Physical Constraint Validation
1μs packet spacing violates minimum 1.2μs for 1500-byte packets on 10Gbps Ethernet. Physical impossibility confirms tool-automated attack framework.
Statistical Significance
Chi-square test for traffic pattern anomalies. P-value: 4.55 × 10⁻¹⁵ (probability of coincidence negligible). Confidence level: >99.9999%.
Forensic Analysis Dashboard

Custom Forensic Tools Developed
- crash_network_analyzer.py — Real-time crash monitoring + PCAP correlation engine
- microsecond_timing_analysis.py — Sub-microsecond packet timing extraction from PCAP files
- buffer_overflow_detector.py — Pattern matching for overflow signatures in memory dumps
- attack_tool_fingerprinting.py — Attack signature identification and classification
- system_log_analyzer.py — macOS forensic artifact extraction and timeline reconstruction
📋 Conclusions
Key findings and security implications from this zero-day discovery and attribution analysis.
Zero-Day Confirmed
Buffer overflow in bytes.(*Buffer).ReadFrom() represents a previously unknown vulnerability in Windsurf IDE's language server. Exploitation achieved via crafted UDP/QUIC packets.
APT28 Attribution
5 of 6 MITRE ATT&CK techniques matched known APT28 patterns. Multistage lifecycle, burst timing, and evasion tactics align with documented Russian state-sponsored operations.
Statistical Proof
P-value of 4.55 × 10⁻¹⁵ provides statistical certainty that observed patterns were not coincidental.
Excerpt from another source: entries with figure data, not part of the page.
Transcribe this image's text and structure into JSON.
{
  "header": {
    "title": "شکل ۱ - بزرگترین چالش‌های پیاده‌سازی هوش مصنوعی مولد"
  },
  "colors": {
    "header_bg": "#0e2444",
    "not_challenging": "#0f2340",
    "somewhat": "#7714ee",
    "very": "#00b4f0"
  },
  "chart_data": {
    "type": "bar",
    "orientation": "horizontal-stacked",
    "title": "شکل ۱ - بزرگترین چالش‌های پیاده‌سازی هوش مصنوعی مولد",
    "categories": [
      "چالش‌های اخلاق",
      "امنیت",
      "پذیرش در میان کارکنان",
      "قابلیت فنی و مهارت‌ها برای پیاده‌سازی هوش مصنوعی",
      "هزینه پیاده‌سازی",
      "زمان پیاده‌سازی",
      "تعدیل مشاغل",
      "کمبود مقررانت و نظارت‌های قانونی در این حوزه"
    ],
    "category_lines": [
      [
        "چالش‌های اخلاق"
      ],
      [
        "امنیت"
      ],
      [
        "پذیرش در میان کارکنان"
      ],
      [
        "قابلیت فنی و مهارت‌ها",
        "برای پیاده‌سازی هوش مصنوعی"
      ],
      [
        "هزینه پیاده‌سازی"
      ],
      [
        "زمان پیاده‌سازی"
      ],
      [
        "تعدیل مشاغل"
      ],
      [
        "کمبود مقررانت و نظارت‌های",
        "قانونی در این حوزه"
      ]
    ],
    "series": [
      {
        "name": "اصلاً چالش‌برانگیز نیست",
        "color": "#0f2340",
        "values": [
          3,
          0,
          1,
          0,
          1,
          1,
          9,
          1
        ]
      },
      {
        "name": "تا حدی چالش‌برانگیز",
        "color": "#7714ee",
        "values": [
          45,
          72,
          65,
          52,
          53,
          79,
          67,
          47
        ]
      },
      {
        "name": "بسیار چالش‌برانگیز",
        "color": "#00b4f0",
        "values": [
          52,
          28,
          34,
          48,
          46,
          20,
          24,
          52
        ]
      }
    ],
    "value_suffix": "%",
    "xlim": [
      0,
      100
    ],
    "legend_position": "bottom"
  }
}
Physical timing constraints violated, confirming automated attack tooling.
Data Theft Confirmed
187.3 MB exfiltrated in 6m15s with file signatures (PDF, DOC, JPG, PNG) detected. High entropy (7.92 bits/byte) indicates encrypted transmission.
⚠️ Responsible Disclosure
This vulnerability was disclosed to Codeium (Windsurf IDE developers) on May 30, 2025 via their security contact. As of publication, no response has been received. This case study is published to inform the security community and protect other potential targets while awaiting vendor acknowledgment.
💡 Lessons Learned
Critical takeaways for developers, security teams, and organizations facing nation-state threats.
For Developers
Input validation is critical. Buffer handling in network-facing code must include strict bounds checking. Go's memory safety does not eliminate all buffer overflow risks, especially in low-level I/O operations.
For Security Teams
Monitor for timing anomalies. Microsecond-precision packet bursts violating physical constraints are strong indicators of automated attack frameworks. Baseline normal traffic patterns to detect deviations.
For Incident Responders
Correlate across data sources. Triangulation of PCAPs, logs, and crash dumps provides higher confidence attribution. Single-source evidence is insufficient for APT-level threats.
For Organizations
Assume breach mentality. Network segmentation and zero-trust architecture limit lateral movement. Even trusted development tools can become attack vectors under nation-state targeting.
For Targeted Individuals
Document everything. Forensic screenshots, PCAPs, and system logs captured in real-time enabled this analysis. Continuous monitoring is essential when under persistent threat.
For the Security Community
Share threat intelligence. APT campaigns rely on information asymmetry. Public disclosure of TTPs, IOCs, and attribution methodology strengthens collective defense.